Majority — Sotomayor
Joined by: Roberts, Thomas, Alito, Kagan, Gorsuch, Kavanaugh, Barrett, Jackson
The Court reasoned that sovereign immunity belongs personally to the state and extends only to true "arms" of the state — not to legally independent entities the state creates. The majority held that the clearest sign of legal separateness is when a state creates a corporation with traditional corporate powers (to sue and be sued, hold property, make contracts, and incur debt), because the corporate form has long been understood in American law to create a distinct legal person separate from its creator. Applying that framework, the Court found that NJ Transit is structured as a legally separate corporation: New Jersey law explicitly says the state is not liable for NJ Transit's debts, NJ Transit conceded the state bears no formal liability for its obligations, and New Jersey's own Tort Claims Act excludes entities with sue-and-be-sued authority from the definition of "State." The Court further held that the degree of state control over NJ Transit — including the Governor's appointment and veto powers — does not change the outcome, because the Court has never found a corporation formally liable for its own judgments to be an arm of the state, even when the state exercised significant control.
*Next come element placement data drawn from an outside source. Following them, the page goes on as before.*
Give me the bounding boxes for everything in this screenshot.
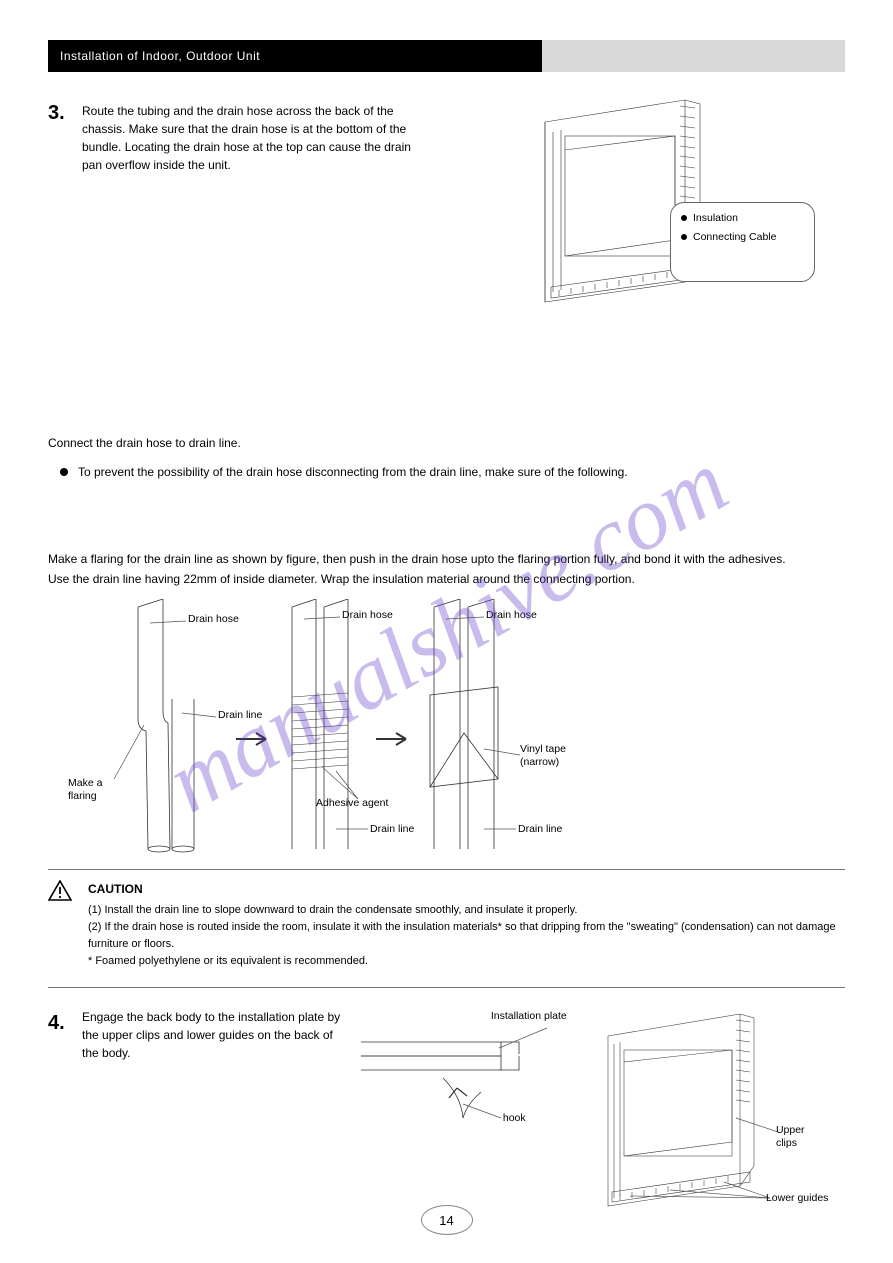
hook-label-hook: hook (503, 1112, 526, 1126)
header-gray-strip (542, 40, 845, 72)
step-3-number: 3. (48, 102, 82, 174)
callout-item-2: Connecting Cable (693, 230, 776, 245)
caution-line-2: (2) If the drain hose is routed inside t… (88, 919, 845, 953)
pipe-label-drain-hose-3: Drain hose (486, 609, 537, 623)
pipe-label-drain-hose-1: Drain hose (188, 613, 239, 627)
callout-box: Insulation Connecting Cable (670, 202, 815, 282)
pipe-svg (68, 599, 668, 859)
step-4-text: Engage the back body to the installation… (82, 1008, 351, 1062)
unit-figure-2-wrap: Upper clips Lower guides (590, 1008, 845, 1218)
step-3-text: Route the tubing and the drain hose acro… (82, 102, 422, 174)
page-number: 14 (421, 1205, 473, 1235)
caution-note: * Foamed polyethylene or its equivalent … (88, 953, 845, 970)
bullet-dot-icon (681, 234, 687, 240)
bottom-row: 4. Engage the back body to the installat… (48, 1008, 845, 1218)
pipe-label-adhesive: Adhesive agent (316, 797, 406, 811)
mid-bullet-text: To prevent the possibility of the drain … (78, 463, 628, 482)
page-number-wrap: 14 (421, 1205, 473, 1235)
caution-title: CAUTION (88, 880, 845, 899)
callout-item-1: Insulation (693, 211, 738, 226)
pipe-label-flaring: Make a flaring (68, 777, 128, 804)
caution-icon (48, 880, 72, 902)
pipe-label-drain-line-1: Drain line (218, 709, 262, 723)
mid-lead-text: Connect the drain hose to drain line. (48, 434, 845, 453)
hook-figure: Installation plate hook (351, 1008, 590, 1218)
mid-paragraph: Make a flaring for the drain line as sho… (48, 550, 808, 588)
content-area: 3. Route the tubing and the drain hose a… (48, 102, 845, 1218)
step-4-row: 4. Engage the back body to the installat… (48, 1008, 351, 1062)
spacer (48, 490, 845, 550)
step-4-number: 4. (48, 1008, 82, 1062)
pipe-label-drain-hose-2: Drain hose (342, 609, 393, 623)
hook-svg (351, 1008, 551, 1168)
bullet-dot-icon (681, 215, 687, 221)
header-bar: Installation of Indoor, Outdoor Unit (48, 40, 845, 72)
page-container: Installation of Indoor, Outdoor Unit 3. … (0, 0, 893, 1263)
caution-block: CAUTION (1) Install the drain line to sl… (48, 869, 845, 988)
unit2-label-lower: Lower guides (766, 1192, 830, 1206)
callout-row-2: Connecting Cable (681, 230, 804, 245)
header-title: Installation of Indoor, Outdoor Unit (48, 40, 542, 72)
step-4-block: 4. Engage the back body to the installat… (48, 1008, 351, 1218)
pipe-label-vinyl-tape: Vinyl tape (narrow) (520, 743, 590, 770)
pipe-label-drain-line-2: Drain line (370, 823, 414, 837)
bullet-dot-icon (60, 468, 68, 476)
unit2-label-upper: Upper clips (776, 1124, 820, 1151)
callout-row-1: Insulation (681, 211, 804, 226)
mid-bullet-row: To prevent the possibility of the drain … (60, 463, 845, 482)
caution-line-1: (1) Install the drain line to slope down… (88, 902, 845, 919)
mid-section: Connect the drain hose to drain line. To… (48, 434, 845, 589)
caution-text: CAUTION (1) Install the drain line to sl… (88, 880, 845, 971)
hook-label-plate: Installation plate (491, 1010, 571, 1024)
indoor-unit-svg-2 (590, 1008, 820, 1218)
unit-figure-1: Insulation Connecting Cable (525, 92, 805, 332)
pipe-diagram: Drain hose Drain line Make a flaring Dra… (68, 599, 668, 859)
pipe-label-drain-line-3: Drain line (518, 823, 562, 837)
unit-figure-2: Upper clips Lower guides (590, 1008, 820, 1218)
Finally, the majority rejected the argument that practical financial ties (such as state subsidies covering 15–46% of NJ Transit's budget) should determine arm-of-the-state status, warning that tying immunity to funding levels would produce arbitrary and inconsistent results.
Constitutional question
Is New Jersey Transit Corporation an "arm of the State" of New Jersey, and therefore entitled to share in New Jersey's sovereign immunity from being sued in other states' courts without its consent?
Precedent changed
The ruling reversed the Pennsylvania Supreme Court's decision (332 A.3d 776) and affirmed the New York Court of Appeals' decision (43 N.Y.3d 463), but did not explicitly overrule any prior Supreme Court precedent; it clarified and synthesized existing precedents including Planters' Bank, Hess v. Port Authority Trans-Hudson Corp., and Moor v. County of Alameda.